С первого выпуска за 1931 год новое научное серийное издание «Литературное наследство» начало публикацию малоизвестных или вовсе не известных писем Маркса и Энгельса на литературные темы, сопровождаемых предисловиями и интерпретационными комментариями, призванными как-то соединить разрозненные заметки в единое целое[850]850
  Том 1 (1931) содержал ранее не публиковавшуюся переписку Энгельса с Паулом Эрнстом; в томе 2 (1932) была впервые опубликована переписка Энгельса с Маргарет Гаркнесс; в том 3 (1932) вошла переписка Маркса и Энгельса с Лассалем о пьесе «Франц фон Зикинген» (наиболее полная на то время версия переписки); атома 7–8 (1933) содержали письма Энгельса Минне Каутской по поводу ее романа «Старое и новое».


[Закрыть]
. И публикация соответствующих работ Маркса и Энгельса в 1931–1933 годах, и последующее создание объемистых обобщающих интерпретаций «марксистско-ленинской эстетики» практически полностью осуществлялись небольшой группой германофонов и советских ученых: Дьордя Лукача, австрийца Эрнста Фишера, Михаила Лифшица, русифицированного немца Франца Шиллера и Анатолия Луначарского, бывшего наркома просвещения (а в это время и до своей смерти в декабре 1933-го – директора Института литературы и искусства Коммунистической академии) и давнего патрона Лукача и Лифшица.

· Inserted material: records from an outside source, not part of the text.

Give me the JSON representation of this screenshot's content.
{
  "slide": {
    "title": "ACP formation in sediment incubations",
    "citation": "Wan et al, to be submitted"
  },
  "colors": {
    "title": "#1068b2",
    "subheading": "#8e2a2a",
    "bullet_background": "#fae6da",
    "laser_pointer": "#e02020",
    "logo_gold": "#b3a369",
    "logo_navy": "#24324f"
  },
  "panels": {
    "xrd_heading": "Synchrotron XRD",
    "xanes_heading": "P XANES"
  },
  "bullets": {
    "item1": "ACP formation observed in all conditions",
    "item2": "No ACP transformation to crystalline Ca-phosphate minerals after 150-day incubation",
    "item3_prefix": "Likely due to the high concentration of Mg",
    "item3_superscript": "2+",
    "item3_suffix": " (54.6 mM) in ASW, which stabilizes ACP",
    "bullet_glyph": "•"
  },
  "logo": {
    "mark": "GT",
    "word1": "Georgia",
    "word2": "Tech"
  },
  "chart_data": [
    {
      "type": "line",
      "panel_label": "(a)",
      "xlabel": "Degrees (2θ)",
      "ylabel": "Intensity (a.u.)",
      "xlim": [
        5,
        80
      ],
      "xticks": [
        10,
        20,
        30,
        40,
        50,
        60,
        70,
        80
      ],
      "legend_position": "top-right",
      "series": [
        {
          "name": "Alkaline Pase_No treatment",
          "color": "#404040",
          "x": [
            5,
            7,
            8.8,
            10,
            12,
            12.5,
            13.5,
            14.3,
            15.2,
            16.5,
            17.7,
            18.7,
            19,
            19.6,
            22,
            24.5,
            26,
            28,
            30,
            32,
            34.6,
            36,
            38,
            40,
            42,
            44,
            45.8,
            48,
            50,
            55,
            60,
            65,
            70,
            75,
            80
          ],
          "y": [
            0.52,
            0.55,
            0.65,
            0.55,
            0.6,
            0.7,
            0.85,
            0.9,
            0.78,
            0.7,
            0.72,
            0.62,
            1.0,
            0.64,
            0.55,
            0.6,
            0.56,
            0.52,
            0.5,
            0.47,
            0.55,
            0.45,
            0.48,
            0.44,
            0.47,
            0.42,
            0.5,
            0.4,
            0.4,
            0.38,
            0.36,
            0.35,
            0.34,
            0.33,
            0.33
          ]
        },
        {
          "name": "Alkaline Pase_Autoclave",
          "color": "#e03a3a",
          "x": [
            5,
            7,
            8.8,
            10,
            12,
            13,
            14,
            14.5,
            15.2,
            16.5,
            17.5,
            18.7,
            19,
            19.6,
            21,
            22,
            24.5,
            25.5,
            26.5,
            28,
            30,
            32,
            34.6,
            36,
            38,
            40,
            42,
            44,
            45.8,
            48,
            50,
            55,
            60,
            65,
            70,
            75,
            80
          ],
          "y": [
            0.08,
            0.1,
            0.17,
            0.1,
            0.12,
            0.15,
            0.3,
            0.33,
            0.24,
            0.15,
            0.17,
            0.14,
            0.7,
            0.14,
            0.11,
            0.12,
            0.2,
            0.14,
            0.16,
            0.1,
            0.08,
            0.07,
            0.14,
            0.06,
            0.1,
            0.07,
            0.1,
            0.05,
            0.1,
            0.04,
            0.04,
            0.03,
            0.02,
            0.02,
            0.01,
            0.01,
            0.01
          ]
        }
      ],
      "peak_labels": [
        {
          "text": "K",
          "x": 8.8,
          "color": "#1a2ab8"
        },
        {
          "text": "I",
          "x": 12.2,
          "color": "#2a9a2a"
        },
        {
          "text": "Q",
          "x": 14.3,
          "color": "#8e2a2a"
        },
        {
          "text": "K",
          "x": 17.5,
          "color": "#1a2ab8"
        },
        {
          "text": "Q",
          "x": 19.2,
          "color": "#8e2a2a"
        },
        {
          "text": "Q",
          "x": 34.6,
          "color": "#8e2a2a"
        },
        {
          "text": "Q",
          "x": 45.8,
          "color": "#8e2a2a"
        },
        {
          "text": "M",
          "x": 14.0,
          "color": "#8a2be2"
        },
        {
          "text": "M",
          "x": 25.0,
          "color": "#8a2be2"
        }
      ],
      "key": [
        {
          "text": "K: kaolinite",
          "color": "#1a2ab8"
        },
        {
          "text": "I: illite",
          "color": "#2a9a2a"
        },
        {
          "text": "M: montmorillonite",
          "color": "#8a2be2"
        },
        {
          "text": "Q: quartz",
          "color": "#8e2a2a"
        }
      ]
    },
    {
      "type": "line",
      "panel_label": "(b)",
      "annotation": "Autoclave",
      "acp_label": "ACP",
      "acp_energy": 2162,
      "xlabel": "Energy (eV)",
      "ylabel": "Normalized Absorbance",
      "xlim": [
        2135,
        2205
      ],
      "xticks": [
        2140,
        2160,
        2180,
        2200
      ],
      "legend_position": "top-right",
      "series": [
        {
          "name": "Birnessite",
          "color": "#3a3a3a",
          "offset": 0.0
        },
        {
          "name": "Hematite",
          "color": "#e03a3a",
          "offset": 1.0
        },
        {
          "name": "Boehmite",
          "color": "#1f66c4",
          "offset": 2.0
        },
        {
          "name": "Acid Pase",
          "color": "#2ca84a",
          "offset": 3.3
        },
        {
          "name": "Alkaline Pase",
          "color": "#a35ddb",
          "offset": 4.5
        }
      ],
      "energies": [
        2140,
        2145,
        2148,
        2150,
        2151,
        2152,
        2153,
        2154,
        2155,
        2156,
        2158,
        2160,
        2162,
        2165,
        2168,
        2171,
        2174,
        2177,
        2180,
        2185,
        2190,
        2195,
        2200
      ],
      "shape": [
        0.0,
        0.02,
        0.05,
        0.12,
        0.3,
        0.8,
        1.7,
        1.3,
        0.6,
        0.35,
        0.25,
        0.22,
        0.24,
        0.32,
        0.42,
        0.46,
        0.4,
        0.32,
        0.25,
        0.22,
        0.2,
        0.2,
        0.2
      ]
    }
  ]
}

Эти документы, большинство которых появились в печати впервые, послужили основой будущих многочисленных дискуссий о взглядах Маркса и Энгельса на проблемы литературы и эстетики. Статьи на эти темы начали появляться в «Правде» и «Литературной газете», в партийном теоретическом журнале «Большевик» и других научных и литературных журналах. Однако, как правило, статьи авторитетных советских критиков о соцреализме лишь попутно касались марксистской теории, опираясь в основном, особенно к концу десятилетия, на русскую домарксистскую «революционно-демократическую» традицию Белинского, Чернышевского и Добролюбова.

Наиболее видной фигурой в этой группе канонизаторов был Лифшиц. Вместе с Шиллером он составил вышедшую в 1933 году с предисловием Луначарского антологию «Маркс и Энгельс об искусстве». Переведенная на французский, немецкий, испанский и английский языки, к 1938 году она превратилась в канонический текст и в том же году была заменена новым, отредактированным Лифшицем, который расширил и реорганизовал материал (это расширенное издание позже появилось во Франции и в большинстве стран послевоенного Восточного блока). Другие важные публикации Лифшица этого периода включали в себя книгу «Вопросы истории и философии» (1935), где рассмотрены работы Маркса и Ленина, и первую большую антологию выступлений Ленина по эстетическим вопросам «О культуре и искусстве. Сборник статей и отрывков» (1938).

Документы, проливающие свет на эстетические взгляды Маркса и Энгельса, стали частью широкой кампании открытия и публикации их текстов, в частности ранее неопубликованных «Экономическо-философских рукописей 1844 года» – основного произведения «раннего Маркса». Этот текст, в котором inter alia рассмотрена проблема отчуждения, был чрезвычайно важен для западного марксизма и Франкфуртской школы. Лукач также работал над ним в качестве участника германо-советской группы «Nachlass», занимавшейся при Институте Маркса-Энгельса-Ленина (ИМЭЛ). Эти тексты начали появляться в 1927 году, но в начале 1930-х усилия публикаторов были согласованы и умножены: претендуя на роль центра марксистской науки, Советский Союз занимался апроприацией Маркса в собственных политических целях (скупая «права» на него и потратив немало иностранной валюты на приобретение архивов) – для атак на конкурентов-«уклонистов»: троцкистов, представителей Второго Интернационала, главных конкурентов немецких коммунистов – социал-демократическую партию Германии.

К 1932–1934 годам начали появляться первые книги, содержащие попытки целостного освещения взглядов «основоположников марксизма» на проблемы эстетики: книга «К вопросу о развитии взглядов Маркса на искусство» Михаила Лифшица (1933), основанная на его статье о Марксе в шестом томе «Литературной энциклопедии» (1932); первая книга, дающая обобщенную картину ленинских взглядов на литературу, «Ленин и литературоведение» (1934) Анатолия Луначарского (издана посмертно), также основанная на его статье в шестом томе «Литературной энциклопедии»; и «Энгельс как литературный критик» Эрнста Фишера (1933).